At a time when many maturing biotechs look to be acquired or have their intellectual property licensed out to larger players, only a handful choose to go the distance. Such is the chosen path of Targanta Therapeutics Corp., according to its CEO, Mark Leuchtenberger. Yet industry observers say success may make the company too tempting a target to resist for big pharma.
“I have been close to the leadership of other development-stage companies who state publicly that they will move through the commercialization portal. Then when you ask them privately, they say they are hoping for the opposite,” said Leuchtenberger. “For us, this really is the goal.”
The Cambridge biotech’s fate rests with one drug, the antibiotic oritavancin developed to treat super bugs like MRSA (or methicillin-resistant Staphylococcus aureus). Despite its looming Dec. 8 final review by the U.S. Food and Drug Administration, the 3-year-old biotech is not waiting patiently. It is transforming itself from a startup to a commercial biopharmaceutical with anticipated revenue in 2009.
Targanta already has a commercial leadership team, recently hiring sales and marketing executives and a directors of sales training and insurance reimbursement. Targanta’s sales force will come after approval, Leuchtenberger said.
Targanta (Nasdaq: TARG), which went public in October 2007, has found its first chief commercial officer in Mona Haynes, a Biogen Idec Inc. alum like Leuchtenberger. She came from Acusphere Inc. and helped that company take its first products to the market.
Lewis Geffen of the Boston law firm Mintz, Levin, Cohn, Ferris, Glovsky and Popeo PC, said the company had an advantage from the get go. “They were able to acquire the drug already in late phase, relatively inexpensively. And they had a moderate public offering in a year that was, like this one, really difficult,” Geffen said.

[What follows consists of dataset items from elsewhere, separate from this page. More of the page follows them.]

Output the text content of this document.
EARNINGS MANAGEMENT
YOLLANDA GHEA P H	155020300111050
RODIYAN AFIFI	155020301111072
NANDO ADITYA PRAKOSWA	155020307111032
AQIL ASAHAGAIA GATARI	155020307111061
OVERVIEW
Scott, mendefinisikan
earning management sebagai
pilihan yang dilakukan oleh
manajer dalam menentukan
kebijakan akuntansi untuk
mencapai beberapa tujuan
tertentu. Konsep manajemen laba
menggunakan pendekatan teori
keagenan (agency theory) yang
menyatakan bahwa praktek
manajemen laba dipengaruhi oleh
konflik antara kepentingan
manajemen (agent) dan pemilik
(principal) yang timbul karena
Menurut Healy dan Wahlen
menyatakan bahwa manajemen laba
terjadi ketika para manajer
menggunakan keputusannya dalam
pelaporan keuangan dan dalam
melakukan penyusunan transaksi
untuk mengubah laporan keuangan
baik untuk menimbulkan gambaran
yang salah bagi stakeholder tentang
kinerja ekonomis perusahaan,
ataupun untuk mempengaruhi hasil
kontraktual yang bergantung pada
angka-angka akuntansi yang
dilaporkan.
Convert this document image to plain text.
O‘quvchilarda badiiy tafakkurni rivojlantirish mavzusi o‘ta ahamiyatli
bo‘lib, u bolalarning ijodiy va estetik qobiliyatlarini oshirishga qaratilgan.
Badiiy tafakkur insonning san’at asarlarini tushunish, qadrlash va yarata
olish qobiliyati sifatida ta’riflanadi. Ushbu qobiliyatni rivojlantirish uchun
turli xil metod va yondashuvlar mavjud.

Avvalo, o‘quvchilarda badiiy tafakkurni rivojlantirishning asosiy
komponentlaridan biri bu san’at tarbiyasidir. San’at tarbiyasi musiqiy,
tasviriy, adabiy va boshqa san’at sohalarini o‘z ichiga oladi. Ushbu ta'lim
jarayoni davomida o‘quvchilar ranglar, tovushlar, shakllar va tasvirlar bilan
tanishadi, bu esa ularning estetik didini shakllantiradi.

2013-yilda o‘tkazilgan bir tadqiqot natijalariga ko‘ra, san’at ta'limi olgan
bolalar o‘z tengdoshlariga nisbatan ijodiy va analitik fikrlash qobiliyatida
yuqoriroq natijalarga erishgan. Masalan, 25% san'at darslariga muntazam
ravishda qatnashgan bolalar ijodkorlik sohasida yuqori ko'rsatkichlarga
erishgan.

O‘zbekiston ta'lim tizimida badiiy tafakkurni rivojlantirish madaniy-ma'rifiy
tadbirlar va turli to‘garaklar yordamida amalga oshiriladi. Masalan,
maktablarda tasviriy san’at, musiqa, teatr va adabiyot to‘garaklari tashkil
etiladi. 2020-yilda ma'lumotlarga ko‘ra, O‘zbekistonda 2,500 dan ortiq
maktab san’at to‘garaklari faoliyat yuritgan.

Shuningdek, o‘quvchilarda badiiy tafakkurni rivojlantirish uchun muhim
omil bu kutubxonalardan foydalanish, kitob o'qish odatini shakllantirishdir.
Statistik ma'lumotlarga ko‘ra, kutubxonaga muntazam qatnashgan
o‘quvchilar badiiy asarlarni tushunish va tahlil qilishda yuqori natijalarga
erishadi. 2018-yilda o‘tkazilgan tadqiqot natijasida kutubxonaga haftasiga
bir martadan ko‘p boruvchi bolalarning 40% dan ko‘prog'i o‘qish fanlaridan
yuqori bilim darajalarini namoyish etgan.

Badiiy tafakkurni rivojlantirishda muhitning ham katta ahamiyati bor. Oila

According to Leuchtenberger, it has been a long first-to-market race for Targanta. However, in July, San Francisco-based biotech Theravance Inc. reported delays in getting its MRSA antibiotic approved. Then in September pharma giant Pfizer Inc. withdrew its application for its superbug-killer dalbavancin.
Geffen said M&A deals are good options in this climate, and Targanta would be hard-pressed not to “sell in a heartbeat” given the right suitor.
Leuchtenberger conceded that acquisitions are a reality.
“It’s a possibility that everyone lives with every day. We are going to step up to the plate and swing the bat. If someone takes the bat out of our hands, there isn’t much we can do about that,” Leuchtenberger said.